Notorious speculator George Soros told the capitalists' beanfeast at Davos in Switzerland on Thursday that complacency about the eurozone was misplaced because its fundamental problems have not been fixed.
While the European Central Bank managed to halt market turmoil that threatened to break up the euro last year, its fundamental imbalances "have been papered over," said Mr Soros.
The currency's government debt crisis has split it into creditor countries such as Germany and debtors such as Greece, with the creditors in charge and demanding misguided austerity cutbacks in spending to reduce deficits.
He said the policy of cutbacks for indebted countries advocated by Germany and Chancellor Angela Merkel (pictured) "is just simply counterproductive" and "is pushing the entire eurozone into recession."

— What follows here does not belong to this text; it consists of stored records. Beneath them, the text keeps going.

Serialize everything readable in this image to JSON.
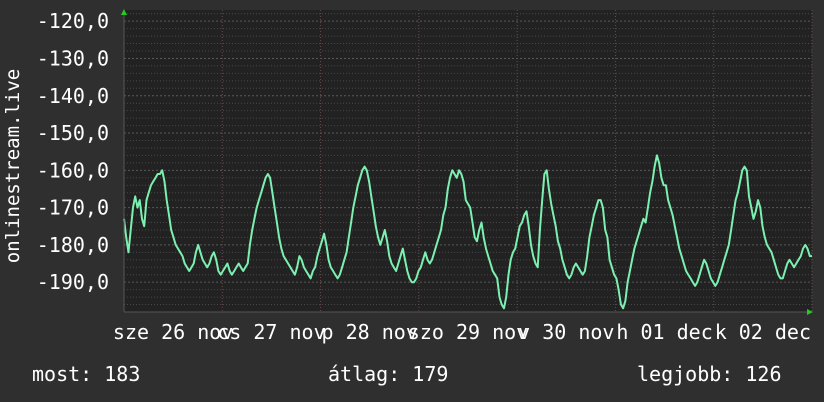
{
  "chart_data": {
    "type": "line",
    "ylabel": "onlinestream.live",
    "xlabel": "",
    "ylim": [
      -198,
      -117
    ],
    "y_ticks": [
      "-120,0",
      "-130,0",
      "-140,0",
      "-150,0",
      "-160,0",
      "-170,0",
      "-180,0",
      "-190,0"
    ],
    "y_tick_values": [
      -120,
      -130,
      -140,
      -150,
      -160,
      -170,
      -180,
      -190
    ],
    "x_ticks": [
      "sze 26 nov",
      "cs 27 nov",
      "p 28 nov",
      "szo 29 nov",
      "v 30 nov",
      "h 01 dec",
      "k 02 dec"
    ],
    "grid": true,
    "colors": {
      "background": "#2f2f2f",
      "plot_area": "#222222",
      "line": "#7cf0b0",
      "grid_major": "#5a5a5a",
      "grid_minor": "#484848",
      "grid_vertical": "#6a4a4a",
      "axis_arrow": "#22cc22"
    },
    "series": [
      {
        "x_start": 0,
        "x_end": 7,
        "values": [
          -173,
          -178,
          -182,
          -176,
          -170,
          -167,
          -170,
          -168,
          -173,
          -175,
          -168,
          -166,
          -164,
          -163,
          -162,
          -161,
          -161,
          -160,
          -163,
          -168,
          -172,
          -176,
          -178,
          -180,
          -181,
          -182,
          -183,
          -185,
          -186,
          -187,
          -186,
          -185,
          -182,
          -180,
          -182,
          -184,
          -185,
          -186,
          -185,
          -183,
          -182,
          -184,
          -187,
          -188,
          -187,
          -186,
          -185,
          -187,
          -188,
          -187,
          -186,
          -185,
          -186,
          -187,
          -186,
          -185,
          -180,
          -176,
          -173,
          -170,
          -168,
          -166,
          -164,
          -162,
          -161,
          -162,
          -166,
          -170,
          -174,
          -178,
          -181,
          -183,
          -184,
          -185,
          -186,
          -187,
          -188,
          -186,
          -183,
          -184,
          -186,
          -187,
          -188,
          -189,
          -187,
          -186,
          -183,
          -181,
          -179,
          -177,
          -180,
          -184,
          -186,
          -187,
          -188,
          -189,
          -188,
          -186,
          -184,
          -182,
          -178,
          -174,
          -170,
          -167,
          -164,
          -162,
          -160,
          -159,
          -160,
          -163,
          -167,
          -171,
          -175,
          -178,
          -180,
          -178,
          -176,
          -179,
          -183,
          -185,
          -186,
          -187,
          -185,
          -183,
          -181,
          -184,
          -187,
          -189,
          -190,
          -190,
          -189,
          -187,
          -186,
          -184,
          -182,
          -184,
          -185,
          -184,
          -182,
          -180,
          -178,
          -176,
          -172,
          -170,
          -165,
          -162,
          -160,
          -161,
          -162,
          -160,
          -161,
          -163,
          -168,
          -169,
          -170,
          -174,
          -178,
          -179,
          -176,
          -174,
          -178,
          -181,
          -183,
          -185,
          -187,
          -188,
          -189,
          -194,
          -196,
          -197,
          -194,
          -188,
          -184,
          -182,
          -181,
          -178,
          -175,
          -174,
          -172,
          -171,
          -175,
          -180,
          -183,
          -185,
          -186,
          -176,
          -168,
          -161,
          -160,
          -165,
          -169,
          -172,
          -175,
          -179,
          -181,
          -184,
          -186,
          -188,
          -189,
          -188,
          -186,
          -185,
          -186,
          -187,
          -188,
          -187,
          -183,
          -178,
          -175,
          -172,
          -170,
          -168,
          -168,
          -170,
          -176,
          -178,
          -184,
          -186,
          -188,
          -189,
          -192,
          -196,
          -197,
          -195,
          -190,
          -187,
          -184,
          -181,
          -179,
          -177,
          -175,
          -173,
          -174,
          -170,
          -166,
          -163,
          -159,
          -156,
          -158,
          -162,
          -164,
          -164,
          -168,
          -170,
          -172,
          -175,
          -178,
          -181,
          -183,
          -185,
          -187,
          -188,
          -189,
          -190,
          -191,
          -190,
          -188,
          -186,
          -184,
          -185,
          -187,
          -189,
          -190,
          -191,
          -190,
          -188,
          -186,
          -184,
          -182,
          -180,
          -176,
          -172,
          -168,
          -166,
          -163,
          -160,
          -159,
          -160,
          -167,
          -170,
          -173,
          -171,
          -168,
          -170,
          -175,
          -178,
          -180,
          -181,
          -182,
          -184,
          -186,
          -188,
          -189,
          -189,
          -187,
          -185,
          -184,
          -185,
          -186,
          -185,
          -184,
          -183,
          -181,
          -180,
          -181,
          -183,
          -183
        ]
      }
    ],
    "stats": {
      "now_label": "most:",
      "now_value": "183",
      "avg_label": "átlag:",
      "avg_value": "179",
      "best_label": "legjobb:",
      "best_value": "126"
    }
  }
}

Mr Soros said Germany had only agreed to do the minimum to stop the eurozone from breaking up but has since begun backing down on its commitment to build an EU system of banking supervision and a way to restructure banks without increasing national government debt through bailouts.
He warned that it was "simply counterproductive, because you can't reduce debt by reducing GDP.
"So it's a wrong policy at this time. It's hurting the debtor countries more than Germany, but it is pushing the entire eurozone into a recession."
Mr Soros said a slumping economy would worsen political tensions between countries and the creditor-debtor divide risked breaking up the European Union itself.
"So the financial solution is politically unacceptable. In fact it is, in the long run, intolerable."